U.S. Trade Representative Robert Lighthizer was a lawyer working on behalf of the steel industry when it was pressing President Bill Clinton for help in 2000. One idea that came up: Declare steel critical to national security under a rarely used trade rule so it’s eligible for protection from imports.
The suggestion to even launch a so-called Section 232 investigation was dismissed out of hand because—in the words of a member of Clinton’s Council of Economic Advisers Robert Lawrence—“it didn’t pass the laugh test.” Only 3 percent of the steel produced in the U.S. went for defense.
That’s still the case today. But it hasn’t stopped Lighthizer and Commerce Secretary Wilbur Ross from pursuing a Section 232 investigation of steel. And, based on public comments from President Donald Trump himself, it also may not prevent them from deciding as early as this week that the alloy is indeed vital to national security.
“Wait’ll you see what I’m going to do for steel and for your steel companies,” Trump said in a June 7 speech in Cincinnati, Ohio. “We’re going to stop the dumping.”
There’s a lot at stake. Section 232 has been characterized as the nuclear option on trade. It grants the president widespread latitude to aid the domestic industry concerned and shelter it from competition from abroad. If the U.S. invokes it for steel, the risk is that other countries will follow suit for other sectors of their economies, potentially undermining the open trading regime that’s been in place for 70 years.
This could “give the green light to our trading partners to also restrict imports on national security grounds,” Wendy Cutler, who was acting deputy U.S. trade representative under President Barack Obama, told Bloomberg television on June 20. It “could lead to a trade war if not used judiciously.”
An announcement this week also would come just days ahead of the July 7-8 summit of leaders from the Group of 20 economies in Hamburg, Germany. German Chancellor Angela Merkel has said she expects trade to be a central topic of discussion at the meeting, adding that she anticipates some push-back from the Trump administration to her anti-protectionist stance.

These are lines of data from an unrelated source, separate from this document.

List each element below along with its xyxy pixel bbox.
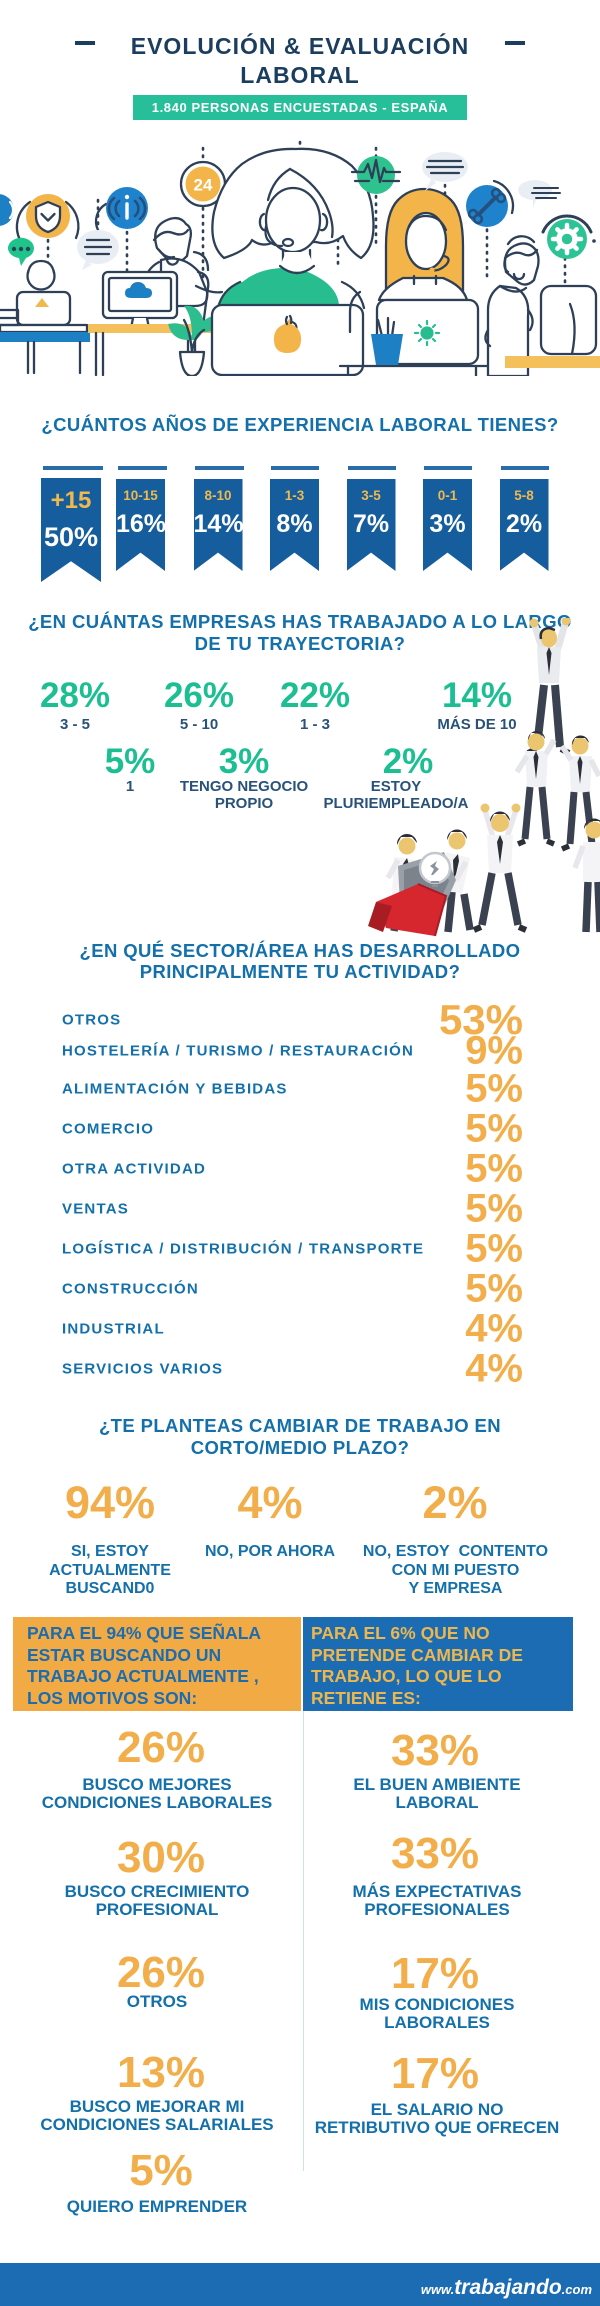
svg-text:24: 24	[194, 176, 213, 195]
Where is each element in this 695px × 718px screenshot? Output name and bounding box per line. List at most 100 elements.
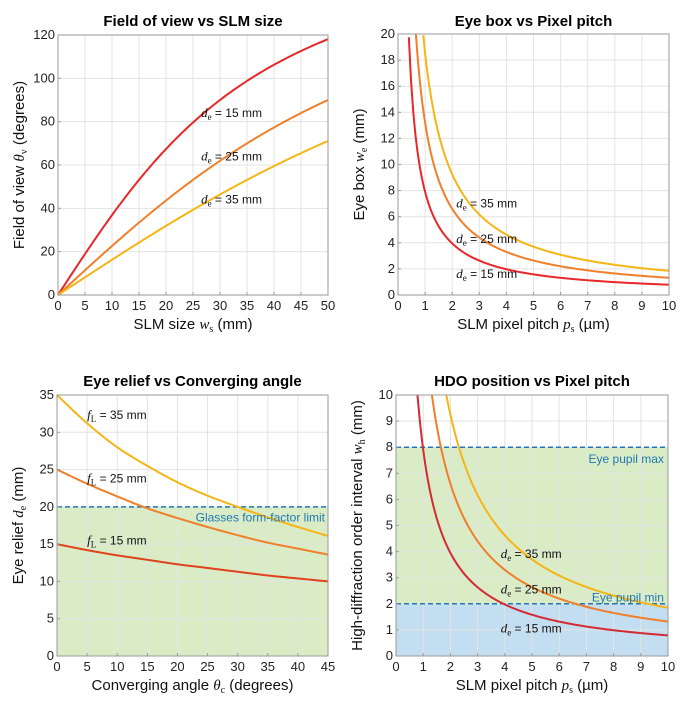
y-tick-label: 2 (388, 261, 395, 276)
x-tick-label: 25 (200, 659, 214, 674)
plot-frame (56, 394, 329, 657)
series-line (430, 394, 669, 623)
series-annotation: fL = 25 mm (87, 471, 146, 488)
x-tick-label: 9 (638, 298, 645, 313)
x-axis-label: SLM pixel pitch ps (µm) (456, 677, 609, 696)
series-annotation: de = 35 mm (501, 546, 562, 563)
y-tick-label: 20 (381, 26, 395, 41)
series-annotation: de = 15 mm (201, 105, 262, 122)
y-tick-label: 120 (33, 27, 55, 42)
y-tick-label: 25 (40, 462, 54, 477)
y-tick-label: 4 (388, 235, 395, 250)
reference-line-label: Eye pupil max (589, 452, 664, 466)
y-tick-label: 10 (379, 387, 393, 402)
series-annotation: de = 35 mm (456, 196, 517, 213)
x-tick-label: 7 (584, 298, 591, 313)
x-tick-label: 0 (394, 298, 401, 313)
x-tick-label: 5 (530, 298, 537, 313)
y-tick-label: 14 (381, 104, 395, 119)
x-tick-label: 25 (186, 298, 200, 313)
x-tick-label: 35 (261, 659, 275, 674)
series-line (56, 543, 329, 583)
y-tick-label: 10 (381, 157, 395, 172)
series-annotation: de = 25 mm (501, 581, 562, 598)
x-tick-label: 10 (662, 298, 676, 313)
chart-fov: 0 5 10 15 20 25 30 35 40 45 50 0 20 40 60 80 100 120 Field… (11, 13, 335, 335)
reference-line-label: Glasses form-factor limit (196, 510, 326, 524)
x-tick-label: 0 (53, 659, 60, 674)
x-tick-label: 5 (528, 659, 535, 674)
series-line (416, 394, 669, 637)
x-tick-label: 30 (213, 298, 227, 313)
series-line (414, 33, 670, 279)
y-tick-label: 0 (48, 287, 55, 302)
series-annotation: de = 15 mm (456, 266, 517, 283)
x-tick-label: 6 (557, 298, 564, 313)
x-tick-label: 35 (240, 298, 254, 313)
series-annotation: fL = 35 mm (87, 407, 146, 424)
x-tick-label: 15 (140, 659, 154, 674)
series-annotation: de = 35 mm (201, 192, 262, 209)
series-line (57, 140, 329, 296)
chart-title: Eye box vs Pixel pitch (455, 13, 613, 30)
x-tick-label: 20 (170, 659, 184, 674)
y-tick-label: 0 (47, 648, 54, 663)
y-tick-label: 80 (41, 114, 55, 129)
x-tick-label: 5 (81, 298, 88, 313)
y-tick-label: 60 (41, 157, 55, 172)
y-tick-label: 8 (388, 183, 395, 198)
y-tick-label: 40 (41, 200, 55, 215)
y-tick-label: 20 (40, 499, 54, 514)
y-tick-label: 5 (47, 611, 54, 626)
reference-line-label: Eye pupil min (592, 590, 664, 604)
y-tick-label: 16 (381, 78, 395, 93)
x-tick-label: 10 (105, 298, 119, 313)
x-tick-label: 6 (556, 659, 563, 674)
series-annotation: de = 15 mm (501, 621, 562, 638)
y-tick-label: 8 (386, 439, 393, 454)
series-annotation: de = 25 mm (201, 148, 262, 165)
y-tick-label: 4 (386, 544, 393, 559)
x-tick-label: 40 (267, 298, 281, 313)
chart-title: HDO position vs Pixel pitch (434, 373, 630, 390)
x-axis-label: SLM pixel pitch ps (µm) (457, 316, 610, 335)
x-tick-label: 4 (503, 298, 510, 313)
x-tick-label: 30 (230, 659, 244, 674)
y-tick-label: 18 (381, 52, 395, 67)
y-axis-label: Field of view θv (degrees) (11, 81, 30, 249)
x-tick-label: 45 (294, 298, 308, 313)
y-tick-label: 2 (386, 596, 393, 611)
y-tick-label: 1 (386, 622, 393, 637)
y-tick-label: 20 (41, 244, 55, 259)
y-tick-label: 15 (40, 536, 54, 551)
y-tick-label: 9 (386, 413, 393, 428)
y-axis-label: High-diffraction order interval wh (mm) (349, 400, 368, 651)
x-tick-label: 8 (611, 298, 618, 313)
x-tick-label: 10 (110, 659, 124, 674)
series-line (57, 38, 329, 296)
x-tick-label: 0 (392, 659, 399, 674)
x-tick-label: 45 (321, 659, 335, 674)
y-tick-label: 10 (40, 573, 54, 588)
y-tick-label: 100 (33, 70, 55, 85)
series-line (56, 394, 329, 537)
series-line (422, 35, 670, 272)
y-tick-label: 6 (386, 491, 393, 506)
x-tick-label: 7 (583, 659, 590, 674)
x-tick-label: 15 (132, 298, 146, 313)
x-tick-label: 2 (449, 298, 456, 313)
x-tick-label: 4 (501, 659, 508, 674)
chart-eyerelief: 0 5 10 15 20 25 30 35 40 45 0 5 10 15 20 25 30 35 Eye reli… (10, 373, 335, 696)
y-tick-label: 7 (386, 465, 393, 480)
x-tick-label: 1 (421, 298, 428, 313)
y-tick-label: 0 (386, 648, 393, 663)
y-tick-label: 35 (40, 387, 54, 402)
x-tick-label: 3 (474, 659, 481, 674)
x-tick-label: 5 (83, 659, 90, 674)
x-tick-label: 3 (476, 298, 483, 313)
y-tick-label: 3 (386, 570, 393, 585)
x-tick-label: 10 (661, 659, 675, 674)
x-tick-label: 2 (447, 659, 454, 674)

There’s no doubt that steel is a troubled industry worldwide. Global production capacity exceeded demand by more than 700 million metric tons in 2015, according to the Organisation for Economic Cooperation and Development. Most of the excess is in China, which has boosted output more than six-fold since 2000.
U.S. producers have won protection from Chinese exports as Washington has slapped duties on shipments from the Asian nation. U.S. imports from China have plunged as a result, to 789,133 metric tons in 2016 from more than 2 million in 2015.
The industry, though, argues it’s still under siege from other foreign producers that are shipping steel to the U.S. at cut-throat prices.
The Section 232 study launched by Trump brings the protection of steel to a whole other level. While numerous anti-dumping and countervailing duty cases have been filed over the years, there have been only 26 Section 232 examinations under the Trade Expansion Act of 1962.
Because the focus of such investigations are national security, any trade barriers that arise as a result are less likely to be challenged by the World Trade Organization, said Gary Hufbauer, a senior fellow at the Peterson Institute for International Economics in Washington. The global trade rules policed by the WTO grant countries wide latitude in dealing with security issues. “In WTO parlance, it’s regarded as the nuclear option,” Hufbauer said.
The last Section 232 examination in 2001 covered iron ore and semi-finished steel products and was undertaken at the request of two congressmen from the Midwest. In finding that imports of those materials were not vital to national security, the administration of George W. Bush looked at usage in a range of industries as well as defense, including energy and telecommunications.
Trump administration officials see things differently. “It’s a legitimate use of the statute if the president decides to go in that direction,” Lighthizer told lawmakers on June 22, referring to Section 232.
White House trade official Peter Navarro argues that a robust manufacturing base is critical to national defense.
“If you want a 350-ship navy, you have to have a strong economy and manufacturing base to produce that,” Navarro, who is director of the White House’s National Trade Council, said in an April interview.
There are costs though if the Trump team opts to forge ahead with any of the three types of actions it would consider: tariffs, quotas or a hybrid of those. Any barriers would raise steel prices throughout the economy, increasing costs for makers of everything from cars to tin cans, said Lawrence, now a Harvard University professor.
And with imports from China already way down, “it’s very, very difficult” to depress them much more with further steel restrictions, according to Daniel Pearson, a former U.S. International Trade Commission chairman who is now a senior fellow at the Cato Institute in Washington.
In fact, Canada is the largest exporter of steel to the U.S., as well as being the biggest foreign buyer of American steel. That means the Trump administration will have to carefully calibrate whatever trade remedies it decides on.
And then there’s the precedent a national security ruling would set. “There’s nothing to stop other countries from following the U.S.,” said Peterson Institute economist Chad Bown. “This is a threat to the rules-based trading system.”